Negara Darul Kufur ialah negara kafir yang tak menerapkan hukum-hukum Islam.

Sebetulnya, kata Sofyan, target teroris tak cuma polisi akan tetapi apa saja yang sebagai simbol-simbol negara.

“Sekarang ‘acak’ saja. Lebih fokus terhadap simbol atau aparat negara, kantor kelurahan dan sebagainya,” kata bekas Polisi berpangkat Brigadir Kepala itu.

Sofyan mengklaim dulunya ialah bagian dari Jaringan TerorismeAl Qaeda.
Dia menjalani pidana bui enam tahun dari vonis 10 tahun.

Sofyan dulunya ialah anggota Brimob Polri dan pernah bertugas di Aceh. [tribunnews.com]
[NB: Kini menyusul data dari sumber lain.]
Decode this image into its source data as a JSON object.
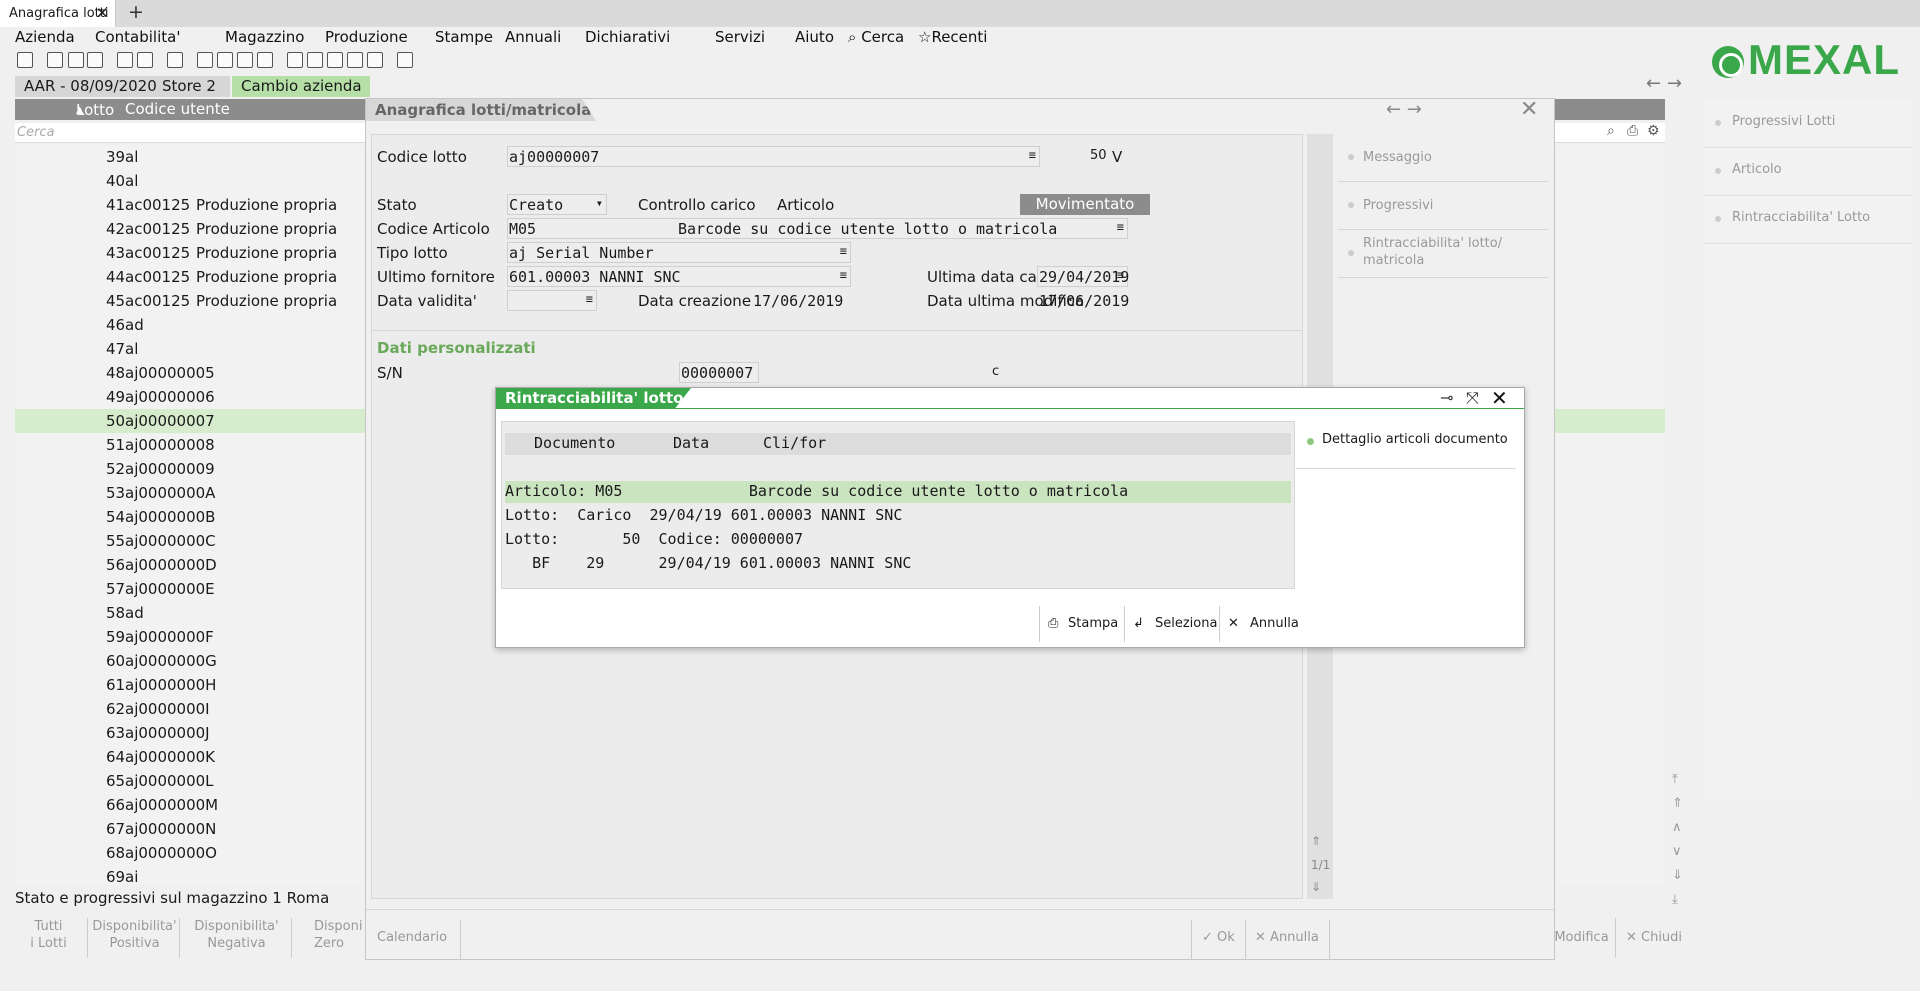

Eks Teroris: Polisi dan Simbol Negara jadi Target, sebab Anggap Indonesia Negara Kufur

Link

You might like

About the Author: Hakim Abdul

Tinggalkan Balasan

Alamat email Anda tidak akan dipublikasikan. Ruas yang wajib ditandai *

This site uses Akismet to reduce spam. Learn how your comment data is processed.